Et tu n’es pas revenu by Marceline Loridan-Ivens

Et tu n’es pas revenu by Marceline Loridan-Ivens

Auteur:Marceline Loridan-Ivens
La langue: fra
Format: epub
Éditeur: Bernard Grasset
Publié: 2014-06-14T16:00:00+00:00


Jacqueline m’offre des fleurs le 10 mai, comme si c’était mon anniversaire. Chaque année, ça me touche beaucoup, nous sommes proches, différentes et attentives l’une à l’autre, il ne reste que nous deux. Le 10 mai, c’est la date de ma libération par les Russes à Theresienstadt. Je suis née ce jour-là. Je sais que Jacqueline le fait pour moi mais aussi pour son père.Mon retour est synonyme de ton absence. A tel point, que j’ai voulu l’effacer, disparaître moi aussi. J’ai sauté dans la Seine deux ans plus tard, l’année où Henri se mariait. C’était un peu après le quai Saint-Michel, j’avais enjambé le parapet, j’allais m’élancer quand un homme m’a retenue. Puis j’ai eu la tuberculose, on m’a placée dans un sanatorium chic en Suisse, à Montana. Maman venait me voir parfois. Je ne supportais pas son impatience, cette façon qu’elle avait de me réclamer d’aller bien et d’oublier. J’étais si lourde. J’ai tenté de mourir une deuxième fois.
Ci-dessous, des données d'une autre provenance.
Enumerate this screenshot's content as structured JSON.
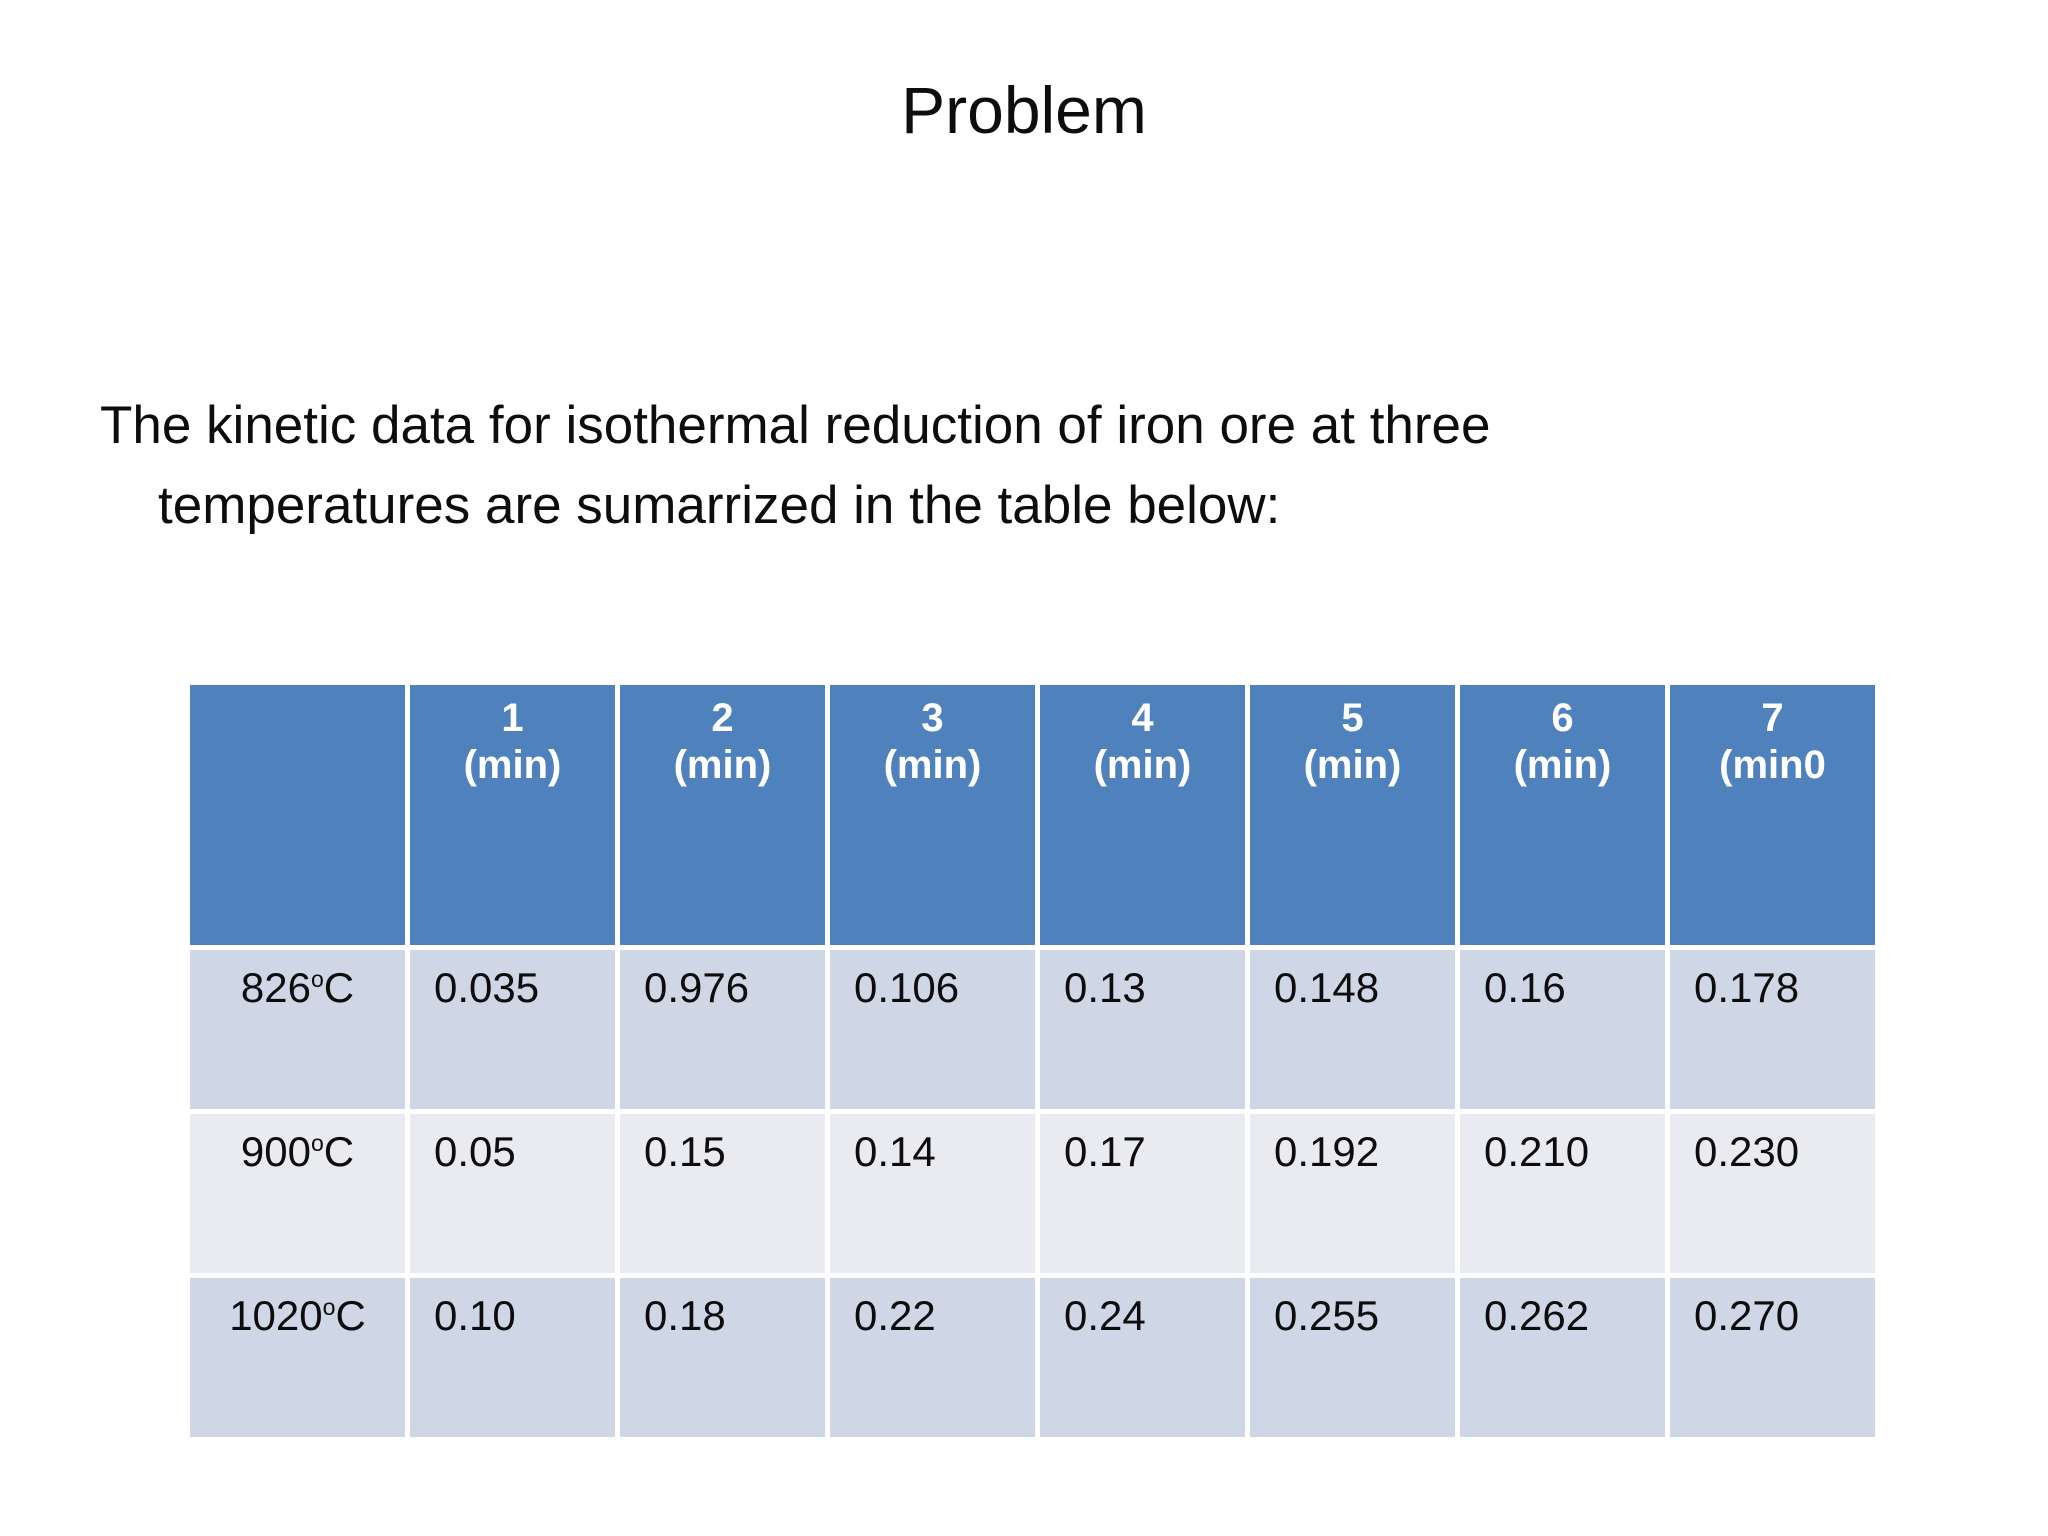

Au camp pourtant, j’ai tout fait pour être des vivantes. Ne jamais me laisser aller à l’idée que la mort c’était la paix. Ne jamais devenir celle que j’ai vue se jeter dans les fils électriques. Elle ne fut pas la seule, c’était devenu une expression commune, aller au fil, mourir vite, électrifiée ou sous une rafale de mitraillette depuis le mirador, puis tomber dans le profond fossé creusé juste devant les barbelés. Ne jamais renoncer à la volonté de vivre, ne jamais ressembler à celles qui se laissaient aller, choisissaient la négligence, un lent détachement de leur corps, une mort plus progressive. Elles commençaient par ne plus garder d’eau au fond de leur gamelle pour se laver un peu, elles ne mangeaient plus, se retiraient, on les appelait les musulmanes, je ne sais pas pourquoi, encore un mot des Polonaises, peut-être à cause de leur couverture qu’elles posaient sur leur tête. Bientôt, plus décharnées que nous encore, elles n’étaient plus aptes au travail et partaient pour la chambre à gaz. J’ai tenu, moi. J’ai surmonté les maladies et combattu la tentation de me laisser couler. J’ai fait mon premier jeûne de kippour pour me sentir plus juive, et digne encore face au SS. J’ai developpé toutes les stratégies de survie. Peut-être ai-je même commencé dans le wagon. Tu te souviens ? Nous arrivions, nous étions à bout, silencieux, c’était l’aube, le train ralentissait, je suis montée sur les épaules de quelqu’un, j’ai regardé par la lucarne, j’ai vu un groupe de femmes qui marchaient cinq par cinq, elles semblaient porter la même robe, elles avaient toutes un foulard rouge sur la tête, alors j’ai dit : « On va avoir des costumes ici. » Je plaquais les mots de la civilisation sur ce qui nous attendait, je préférais ça au mutisme qui t’avait gagné ainsi que tous les autres. Je résistais déjà. Et quand les portes se sont ouvertes, j’ai écouté le murmure des déportés dans leurs habits rayés qui me disaient : « Donnez les enfants aux vieillards, dites que vous avez dix-huit ans.